В заключение тут хочу заметить. Сейчас наконец-то психология приобретает популярность. Люди стали больше внимания уделять пониманию своей души, психического устройства, возможностей изменений. Взаимоотношения с родителями — одна из основных тем. Но в нашей общей культуре приняты эдакие метания. До Зигмунда Фрейда Мать была чем-то святым, неприкосновенным. Хула и критика Матери была жестким табу. Для этого были мачехи. Психоанализ обнаружил, что важные компоненты нашей психики — интроецированные образы родителей и детские комплексы, взращенные на травмах. Коротко и попроще это стало звучать так: виноваты родители. Сейчас вот в ходу термин «токсичные родители». Но дело в том, что с душой и психологией НЕЛЬЗЯ попроще!
Каждый человек волен выбирать себе судьбу и, как говорил один из моих учителей, «каждый имеет право на счастливое детство, в любом возрасте».
Мы не можем вырастить детей и помочь им стать взрослыми без обоюдных психологических травм, потерь и, главное, — труда!
Взрослеющие дети часто больно ранят нас, так же как и мы. У них в ресурсе эволюционная жизненная сила, у нас — терпение, навык жить и мудрость.
«Только то, что ты помнишь с любовью, реально» (К. П. Эстес).
Король Лир
Почти неожиданно для меня тема благодарности детей оказалась одной из самых болезненных в «старости». «И что же! Можно вот так пинать?!» «То есть вы считаете, что родителей можно выбрасывать на улицу?!» Истории о неблагодарных детях неминуемо вызывают негодование у старшего поколения.
Клиентский случай.
Екатерина (63 года) очень страдает от горькой обиды на 30-летнюю дочь, от которой не получает ожидаемого внимания, выражений любви и благодарности. В процессе работы удается выявить несколько разных комплексов, питающих эту обиду, доходящую до гнева и отчаяния.
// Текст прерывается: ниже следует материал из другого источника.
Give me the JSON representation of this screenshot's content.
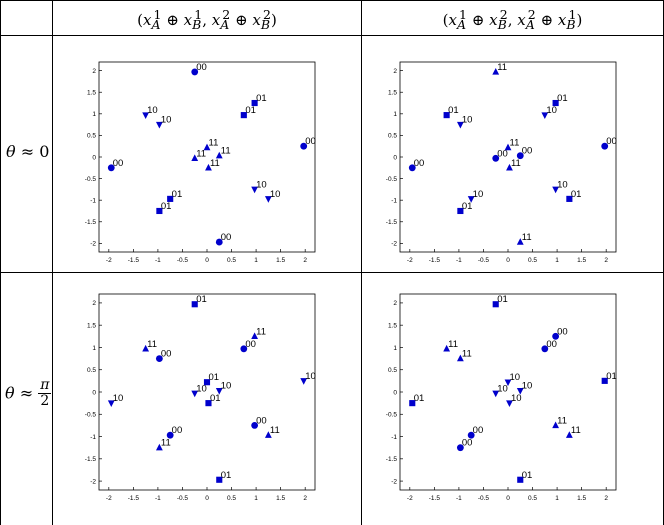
{
  "headers": {
    "col1": {
      "open": "(",
      "a1": "x",
      "a1_sub": "A",
      "a1_sup": "1",
      "op1": "⊕",
      "b1": "x",
      "b1_sub": "B",
      "b1_sup": "1",
      "comma": ",",
      "a2": "x",
      "a2_sub": "A",
      "a2_sup": "2",
      "op2": "⊕",
      "b2": "x",
      "b2_sub": "B",
      "b2_sup": "2",
      "close": ")"
    },
    "col2": {
      "open": "(",
      "a1": "x",
      "a1_sub": "A",
      "a1_sup": "1",
      "op1": "⊕",
      "b1": "x",
      "b1_sub": "B",
      "b1_sup": "2",
      "comma": ",",
      "a2": "x",
      "a2_sub": "A",
      "a2_sup": "2",
      "op2": "⊕",
      "b2": "x",
      "b2_sub": "B",
      "b2_sup": "1",
      "close": ")"
    }
  },
  "rows": {
    "row1": {
      "theta": "θ",
      "approx": "≈",
      "value": "0"
    },
    "row2": {
      "theta": "θ",
      "approx": "≈",
      "num": "π",
      "den": "2"
    }
  },
  "colors": {
    "marker": "#0000cc",
    "frame": "#000000"
  },
  "chart_data": [
    {
      "type": "scatter",
      "xlim": [
        -2.2,
        2.2
      ],
      "ylim": [
        -2.2,
        2.2
      ],
      "xticks": [
        "-2",
        "-1.5",
        "-1",
        "-0.5",
        "0",
        "0.5",
        "1",
        "1.5",
        "2"
      ],
      "yticks": [
        "2",
        "1.5",
        "1",
        "0.5",
        "0",
        "-0.5",
        "-1",
        "-1.5",
        "-2"
      ],
      "grid": false,
      "points": [
        {
          "x": -0.25,
          "y": 1.97,
          "m": "circle",
          "label": "00"
        },
        {
          "x": 0.25,
          "y": -1.97,
          "m": "circle",
          "label": "00"
        },
        {
          "x": -1.95,
          "y": -0.25,
          "m": "circle",
          "label": "00"
        },
        {
          "x": 1.97,
          "y": 0.25,
          "m": "circle",
          "label": "00"
        },
        {
          "x": 0.75,
          "y": 0.97,
          "m": "square",
          "label": "01"
        },
        {
          "x": 0.97,
          "y": 1.25,
          "m": "square",
          "label": "01"
        },
        {
          "x": -0.75,
          "y": -0.97,
          "m": "square",
          "label": "01"
        },
        {
          "x": -0.97,
          "y": -1.25,
          "m": "square",
          "label": "01"
        },
        {
          "x": -1.25,
          "y": 0.97,
          "m": "tdown",
          "label": "10"
        },
        {
          "x": -0.97,
          "y": 0.75,
          "m": "tdown",
          "label": "10"
        },
        {
          "x": 0.97,
          "y": -0.75,
          "m": "tdown",
          "label": "10"
        },
        {
          "x": 1.25,
          "y": -0.97,
          "m": "tdown",
          "label": "10"
        },
        {
          "x": -0.25,
          "y": -0.03,
          "m": "tup",
          "label": "11"
        },
        {
          "x": 0.0,
          "y": 0.22,
          "m": "tup",
          "label": "11"
        },
        {
          "x": 0.03,
          "y": -0.25,
          "m": "tup",
          "label": "11"
        },
        {
          "x": 0.25,
          "y": 0.03,
          "m": "tup",
          "label": "11"
        }
      ]
    },
    {
      "type": "scatter",
      "xlim": [
        -2.2,
        2.2
      ],
      "ylim": [
        -2.2,
        2.2
      ],
      "xticks": [
        "-2",
        "-1.5",
        "-1",
        "-0.5",
        "0",
        "0.5",
        "1",
        "1.5",
        "2"
      ],
      "yticks": [
        "2",
        "1.5",
        "1",
        "0.5",
        "0",
        "-0.5",
        "-1",
        "-1.5",
        "-2"
      ],
      "grid": false,
      "points": [
        {
          "x": -0.25,
          "y": 1.97,
          "m": "tup",
          "label": "11"
        },
        {
          "x": 0.25,
          "y": -1.97,
          "m": "tup",
          "label": "11"
        },
        {
          "x": -1.95,
          "y": -0.25,
          "m": "circle",
          "label": "00"
        },
        {
          "x": 1.97,
          "y": 0.25,
          "m": "circle",
          "label": "00"
        },
        {
          "x": -1.25,
          "y": 0.97,
          "m": "square",
          "label": "01"
        },
        {
          "x": -0.97,
          "y": 0.75,
          "m": "tdown",
          "label": "10"
        },
        {
          "x": 0.75,
          "y": 0.97,
          "m": "tdown",
          "label": "10"
        },
        {
          "x": 0.97,
          "y": 1.25,
          "m": "square",
          "label": "01"
        },
        {
          "x": -0.75,
          "y": -0.97,
          "m": "tdown",
          "label": "10"
        },
        {
          "x": -0.97,
          "y": -1.25,
          "m": "square",
          "label": "01"
        },
        {
          "x": 0.97,
          "y": -0.75,
          "m": "tdown",
          "label": "10"
        },
        {
          "x": 1.25,
          "y": -0.97,
          "m": "square",
          "label": "01"
        },
        {
          "x": -0.25,
          "y": -0.03,
          "m": "circle",
          "label": "00"
        },
        {
          "x": 0.0,
          "y": 0.22,
          "m": "tup",
          "label": "11"
        },
        {
          "x": 0.03,
          "y": -0.25,
          "m": "tup",
          "label": "11"
        },
        {
          "x": 0.25,
          "y": 0.03,
          "m": "circle",
          "label": "00"
        }
      ]
    },
    {
      "type": "scatter",
      "xlim": [
        -2.2,
        2.2
      ],
      "ylim": [
        -2.2,
        2.2
      ],
      "xticks": [
        "-2",
        "-1.5",
        "-1",
        "-0.5",
        "0",
        "0.5",
        "1",
        "1.5",
        "2"
      ],
      "yticks": [
        "2",
        "1.5",
        "1",
        "0.5",
        "0",
        "-0.5",
        "-1",
        "-1.5",
        "-2"
      ],
      "grid": false,
      "points": [
        {
          "x": -0.25,
          "y": 1.97,
          "m": "square",
          "label": "01"
        },
        {
          "x": 0.25,
          "y": -1.97,
          "m": "square",
          "label": "01"
        },
        {
          "x": -1.95,
          "y": -0.25,
          "m": "tdown",
          "label": "10"
        },
        {
          "x": 1.97,
          "y": 0.25,
          "m": "tdown",
          "label": "10"
        },
        {
          "x": -1.25,
          "y": 0.97,
          "m": "tup",
          "label": "11"
        },
        {
          "x": -0.97,
          "y": 0.75,
          "m": "circle",
          "label": "00"
        },
        {
          "x": 0.75,
          "y": 0.97,
          "m": "circle",
          "label": "00"
        },
        {
          "x": 0.97,
          "y": 1.25,
          "m": "tup",
          "label": "11"
        },
        {
          "x": -0.75,
          "y": -0.97,
          "m": "circle",
          "label": "00"
        },
        {
          "x": -0.97,
          "y": -1.25,
          "m": "tup",
          "label": "11"
        },
        {
          "x": 0.97,
          "y": -0.75,
          "m": "circle",
          "label": "00"
        },
        {
          "x": 1.25,
          "y": -0.97,
          "m": "tup",
          "label": "11"
        },
        {
          "x": -0.25,
          "y": -0.03,
          "m": "tdown",
          "label": "10"
        },
        {
          "x": 0.0,
          "y": 0.22,
          "m": "square",
          "label": "01"
        },
        {
          "x": 0.03,
          "y": -0.25,
          "m": "square",
          "label": "01"
        },
        {
          "x": 0.25,
          "y": 0.03,
          "m": "tdown",
          "label": "10"
        }
      ]
    },
    {
      "type": "scatter",
      "xlim": [
        -2.2,
        2.2
      ],
      "ylim": [
        -2.2,
        2.2
      ],
      "xticks": [
        "-2",
        "-1.5",
        "-1",
        "-0.5",
        "0",
        "0.5",
        "1",
        "1.5",
        "2"
      ],
      "yticks": [
        "2",
        "1.5",
        "1",
        "0.5",
        "0",
        "-0.5",
        "-1",
        "-1.5",
        "-2"
      ],
      "grid": false,
      "points": [
        {
          "x": -0.25,
          "y": 1.97,
          "m": "square",
          "label": "01"
        },
        {
          "x": 0.25,
          "y": -1.97,
          "m": "square",
          "label": "01"
        },
        {
          "x": -1.95,
          "y": -0.25,
          "m": "square",
          "label": "01"
        },
        {
          "x": 1.97,
          "y": 0.25,
          "m": "square",
          "label": "01"
        },
        {
          "x": -1.25,
          "y": 0.97,
          "m": "tup",
          "label": "11"
        },
        {
          "x": -0.97,
          "y": 0.75,
          "m": "tup",
          "label": "11"
        },
        {
          "x": 0.75,
          "y": 0.97,
          "m": "circle",
          "label": "00"
        },
        {
          "x": 0.97,
          "y": 1.25,
          "m": "circle",
          "label": "00"
        },
        {
          "x": -0.75,
          "y": -0.97,
          "m": "circle",
          "label": "00"
        },
        {
          "x": -0.97,
          "y": -1.25,
          "m": "circle",
          "label": "00"
        },
        {
          "x": 0.97,
          "y": -0.75,
          "m": "tup",
          "label": "11"
        },
        {
          "x": 1.25,
          "y": -0.97,
          "m": "tup",
          "label": "11"
        },
        {
          "x": -0.25,
          "y": -0.03,
          "m": "tdown",
          "label": "10"
        },
        {
          "x": 0.0,
          "y": 0.22,
          "m": "tdown",
          "label": "10"
        },
        {
          "x": 0.03,
          "y": -0.25,
          "m": "tdown",
          "label": "10"
        },
        {
          "x": 0.25,
          "y": 0.03,
          "m": "tdown",
          "label": "10"
        }
      ]
    }
  ]
}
Наиболее полноводно обиду и злость питает личный детский комплекс брошенности. Екатерина была третьим, нежеланным ребенком, родители разводились. Испытав в детстве дефицит внимания и ласки, она, как бывает, «передала» дочери материнские функции.
Второе — комплекс вины. Екатерина, не будучи близка с матерью («она героически вырастила троих детей, и всё»), теплоты и благодарности к ней не испытывает, старость ее не была окружена заботой дочери и прошла в одиночестве («а что я должна была?..»).
Третье — страх. Страх (тревога!) одиночества, беспомощности. Мы ждем, чтобы нас защищали от него, требуем этого от детей. Они должны дать нам гарантии, что «не выбросят нас на улицу», «не сдадут в богадельню», не оставят умирать в одиночестве и т. п.
Все три составляющие очень сильно заряженного эмоционально комплекса, сплетаясь и взаимно усиливая друг друга, доводят человека до состояния отчаяния и безуспешно пытаются найти выход в претензиях к дочери.